Broad sheet is a type of hand-blown glass. It was first made in Sussex in 1226.

Production 
It is made by blowing molten glass into an elongated tube shape with a blowpipe. Then, while the glass is still hot, the ends are cut off and the resulting cylinder is split with shears and flattened on an iron plate. The quality of broad sheet glass is not good, with many imperfections and mostly translucent. Due to the relatively small sizes blown, broad sheet was typically made into leadlights. The centerpiece was used for decoration in places where looking through the glass wasn't vital. If the piece was large, it was possible to see bubble tracks and strain lines.
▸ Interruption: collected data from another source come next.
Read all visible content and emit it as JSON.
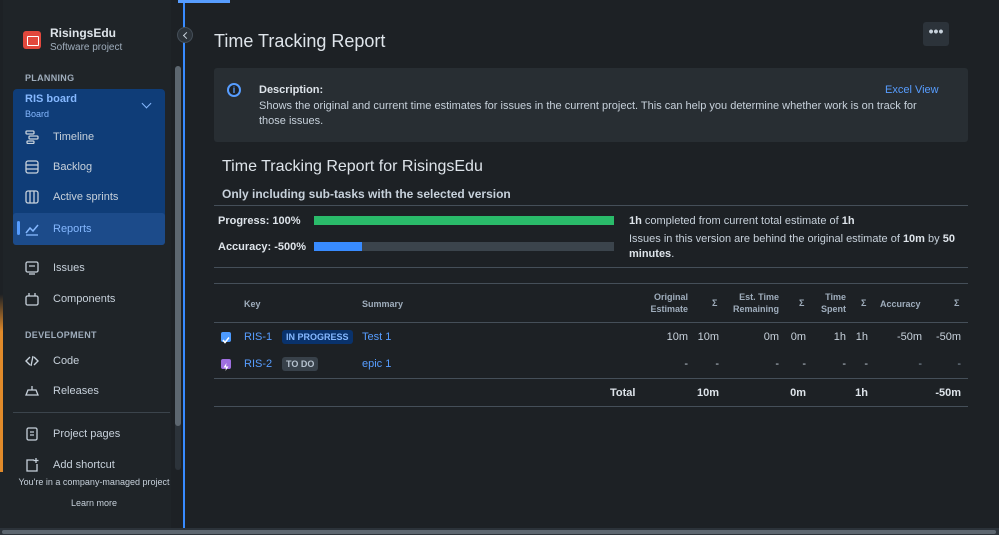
{
  "project": {
    "name": "RisingsEdu",
    "type": "Software project"
  },
  "sidebar": {
    "planning_header": "PLANNING",
    "board": {
      "title": "RIS board",
      "subtitle": "Board"
    },
    "board_items": [
      {
        "label": "Timeline",
        "icon": "timeline-icon"
      },
      {
        "label": "Backlog",
        "icon": "backlog-icon"
      },
      {
        "label": "Active sprints",
        "icon": "sprints-icon"
      },
      {
        "label": "Reports",
        "icon": "reports-icon"
      }
    ],
    "items": [
      {
        "label": "Issues",
        "icon": "issues-icon"
      },
      {
        "label": "Components",
        "icon": "components-icon"
      }
    ],
    "development_header": "DEVELOPMENT",
    "dev_items": [
      {
        "label": "Code",
        "icon": "code-icon"
      },
      {
        "label": "Releases",
        "icon": "releases-icon"
      }
    ],
    "bottom_items": [
      {
        "label": "Project pages",
        "icon": "page-icon"
      },
      {
        "label": "Add shortcut",
        "icon": "add-shortcut-icon"
      }
    ],
    "footer_text": "You're in a company-managed project",
    "learn_more": "Learn more"
  },
  "page": {
    "title": "Time Tracking Report",
    "more_label": "•••",
    "description": {
      "label": "Description:",
      "text": "Shows the original and current time estimates for issues in the current project. This can help you determine whether work is on track for those issues.",
      "excel_view": "Excel View"
    },
    "report_title": "Time Tracking Report for RisingsEdu",
    "sub_title": "Only including sub-tasks with the selected version",
    "progress": {
      "label": "Progress: 100%",
      "fraction": 1.0,
      "color": "#2abb6a",
      "text_bold_a": "1h",
      "text_mid": " completed from current total estimate of ",
      "text_bold_b": "1h"
    },
    "accuracy": {
      "label": "Accuracy: -500%",
      "fraction": 0.16,
      "color": "#388bff",
      "text_a": "Issues in this version are behind the original estimate of ",
      "text_bold_a": "10m",
      "text_b": " by ",
      "text_bold_b": "50 minutes",
      "text_c": "."
    },
    "table": {
      "headers": {
        "key": "Key",
        "summary": "Summary",
        "original_estimate": "Original Estimate",
        "sigma": "Σ",
        "est_remaining": "Est. Time Remaining",
        "time_spent": "Time Spent",
        "accuracy": "Accuracy"
      },
      "rows": [
        {
          "type": "task",
          "key": "RIS-1",
          "status": "IN PROGRESS",
          "summary": "Test 1",
          "orig": "10m",
          "orig_sum": "10m",
          "rem": "0m",
          "rem_sum": "0m",
          "spent": "1h",
          "spent_sum": "1h",
          "acc": "-50m",
          "acc_sum": "-50m"
        },
        {
          "type": "epic",
          "key": "RIS-2",
          "status": "TO DO",
          "summary": "epic 1",
          "orig": "-",
          "orig_sum": "-",
          "rem": "-",
          "rem_sum": "-",
          "spent": "-",
          "spent_sum": "-",
          "acc": "-",
          "acc_sum": "-"
        }
      ],
      "total": {
        "label": "Total",
        "orig": "10m",
        "rem": "0m",
        "spent": "1h",
        "acc": "-50m"
      }
    }
  }
}
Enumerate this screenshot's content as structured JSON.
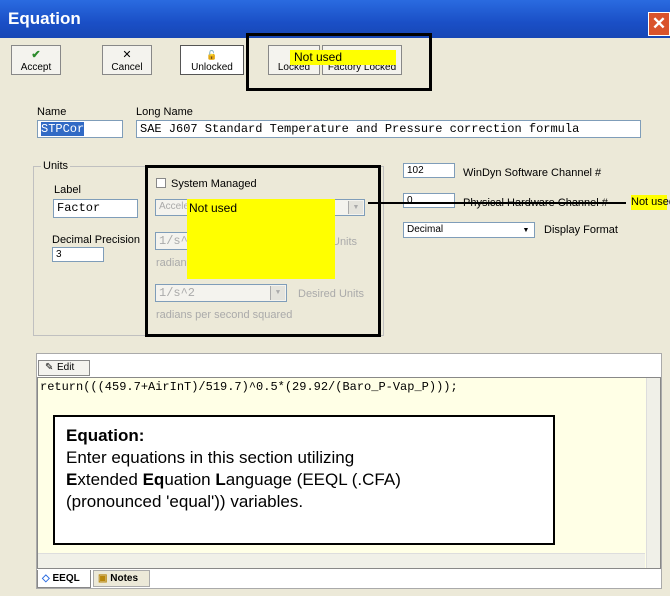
{
  "window": {
    "title": "Equation",
    "close_glyph": "✕"
  },
  "toolbar": [
    {
      "label": "Accept",
      "icon": "✔",
      "icon_name": "checkmark-icon"
    },
    {
      "label": "Cancel",
      "icon": "✕",
      "icon_name": "x-icon"
    },
    {
      "label": "Unlocked",
      "icon": "🔓",
      "icon_name": "unlocked-icon"
    },
    {
      "label": "Locked",
      "icon": "🔒",
      "icon_name": "locked-icon"
    },
    {
      "label": "Factory Locked",
      "icon": "🔒",
      "icon_name": "factory-locked-icon"
    }
  ],
  "callouts": {
    "toolbar_not_used": "Not used",
    "units_not_used": "Not used",
    "hardware_not_used": "Not used"
  },
  "name": {
    "label": "Name",
    "value": "STPCor"
  },
  "long_name": {
    "label": "Long Name",
    "value": "SAE J607 Standard Temperature and Pressure correction formula"
  },
  "units": {
    "group_label": "Units",
    "label_caption": "Label",
    "label_value": "Factor",
    "decimal_precision_caption": "Decimal Precision",
    "decimal_precision_value": "3",
    "system_managed": "System Managed",
    "category_value": "Accele",
    "base_unit_value": "1/s^",
    "base_units_caption": "Units",
    "base_unit_desc": "radians",
    "desired_unit_value": "1/s^2",
    "desired_units_caption": "Desired Units",
    "desired_unit_desc": "radians per second squared"
  },
  "channels": {
    "software_value": "102",
    "software_label": "WinDyn Software Channel #",
    "hardware_value": "0",
    "hardware_label": "Physical Hardware Channel #",
    "display_format_value": "Decimal",
    "display_format_label": "Display Format"
  },
  "editor": {
    "edit_button": "Edit",
    "code": "return(((459.7+AirInT)/519.7)^0.5*(29.92/(Baro_P-Vap_P)));"
  },
  "note": {
    "title": "Equation:",
    "line1": "Enter equations in this section utilizing",
    "line2_bold1": "E",
    "line2_rest1": "xtended ",
    "line2_bold2": "Eq",
    "line2_rest2": "uation ",
    "line2_bold3": "L",
    "line2_rest3": "anguage (EEQL (.CFA)",
    "line3": "(pronounced 'equal')) variables."
  },
  "tabs": [
    {
      "label": "EEQL"
    },
    {
      "label": "Notes"
    }
  ],
  "colors": {
    "titlebar": "#1a4fc6",
    "callout": "#ffff00",
    "editor_bg": "#ffffe6"
  }
}
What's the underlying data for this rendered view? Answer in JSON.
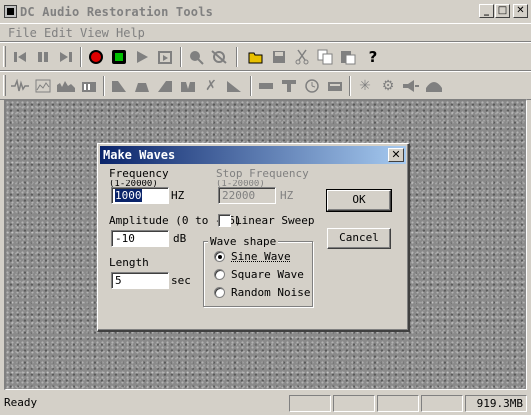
{
  "window": {
    "title": "DC Audio Restoration Tools",
    "minimize_icon": "minimize-icon",
    "maximize_icon": "maximize-icon",
    "close_icon": "close-icon"
  },
  "menu": [
    "File",
    "Edit",
    "View",
    "Help"
  ],
  "toolbar1": {
    "icons": [
      "skip-back-icon",
      "pause-icon",
      "skip-forward-icon",
      "record-icon",
      "stop-icon",
      "play-icon",
      "loop-play-icon",
      "zoom-icon",
      "zoom-fit-icon",
      "open-folder-icon",
      "save-icon",
      "cut-icon",
      "copy-icon",
      "paste-icon",
      "help-icon"
    ]
  },
  "toolbar2": {
    "icons": [
      "waveform-icon",
      "spectrum-icon",
      "levels-icon",
      "meter-icon",
      "filter-lowpass-icon",
      "filter-bandpass-icon",
      "filter-highpass-icon",
      "filter-notch-icon",
      "cross-fade-icon",
      "ramp-icon",
      "mono-icon",
      "split-icon",
      "clock-icon",
      "normalize-icon",
      "declick-icon",
      "brain-icon",
      "speaker-icon",
      "dome-icon"
    ]
  },
  "dialog": {
    "title": "Make Waves",
    "frequency": {
      "label": "Frequency",
      "range": "(1-20000)",
      "unit": "HZ",
      "value": "1000"
    },
    "stop_frequency": {
      "label": "Stop Frequency",
      "range": "(1-20000)",
      "unit": "HZ",
      "value": "22000"
    },
    "amplitude": {
      "label": "Amplitude (0 to -96)",
      "unit": "dB",
      "value": "-10"
    },
    "length": {
      "label": "Length",
      "unit": "sec",
      "value": "5"
    },
    "linear_sweep": {
      "label": "Linear Sweep",
      "checked": false
    },
    "wave_shape": {
      "title": "Wave shape",
      "options": [
        {
          "label": "Sine Wave",
          "checked": true
        },
        {
          "label": "Square Wave",
          "checked": false
        },
        {
          "label": "Random Noise",
          "checked": false
        }
      ]
    },
    "ok_label": "OK",
    "cancel_label": "Cancel"
  },
  "status": {
    "text": "Ready",
    "size": "919.3MB"
  }
}
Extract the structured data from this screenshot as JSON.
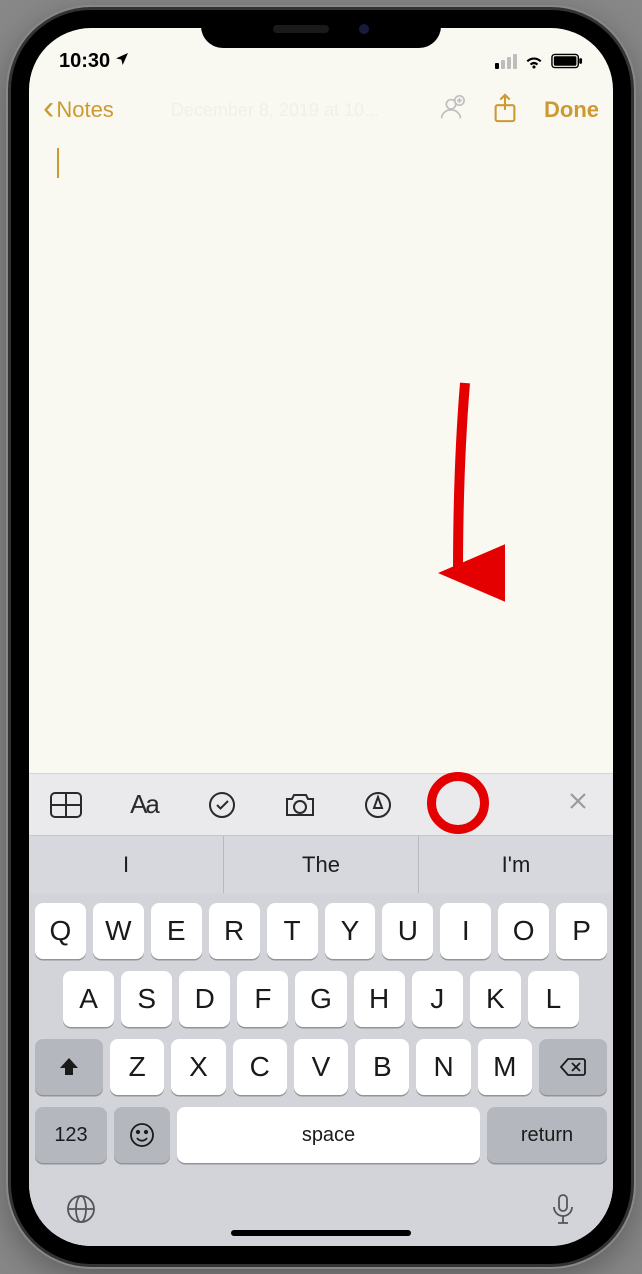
{
  "statusBar": {
    "time": "10:30",
    "locationServices": true
  },
  "nav": {
    "backLabel": "Notes",
    "ghostDate": "December 8, 2019 at 10...",
    "doneLabel": "Done"
  },
  "toolbar": {
    "items": [
      "table",
      "text-format",
      "checklist",
      "camera",
      "markup"
    ],
    "closeLabel": "×"
  },
  "predictive": {
    "left": "I",
    "middle": "The",
    "right": "I'm"
  },
  "keyboard": {
    "row1": [
      "Q",
      "W",
      "E",
      "R",
      "T",
      "Y",
      "U",
      "I",
      "O",
      "P"
    ],
    "row2": [
      "A",
      "S",
      "D",
      "F",
      "G",
      "H",
      "J",
      "K",
      "L"
    ],
    "row3": [
      "Z",
      "X",
      "C",
      "V",
      "B",
      "N",
      "M"
    ],
    "numLabel": "123",
    "spaceLabel": "space",
    "returnLabel": "return"
  },
  "annotation": {
    "highlightTarget": "markup-icon"
  }
}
Other methods for making hand-blown glass included blown plate glass, crown glass (introduced to England in the 17th century), polished plate glass and cylinder blown sheet glass. These methods of manufacture lasted at least until the end of the 19th century. The early 20th century marks the move away from hand-blown to machine manufactured glass such as rolled plate glass, machine drawn cylinder sheet glass, flat drawn sheet glass, single and twin ground polished plate glass and float glass.

Broad sheet glass was first made in the UK in Chiddingfold, Surrey on the border with Sussex in 1226. In 1240 an order was placed for this glass to be used in Westminster Abbey. This glass was of poor quality and fairly opaque. Manufacture slowly decreased and ceased by the early 16th century. The choice of this location may have been due to the availability of sand, the abundance of bracken (the ash of which can be used to make potash for soda glass) and the significant beech forests to provide charcoal as fuel for the kiln.  Examples of glass from this area can be found in Guildford Museum.

Whilst French glass-makers and others were making broad sheet glass earlier than this notably William Le Verrier, Schurterrers and John Alemayne. Between 1350 and 1356 Alemayne secured orders for glass to be used in St. Stephens Chapel, Westminster and St Georges Chapel, Windsor.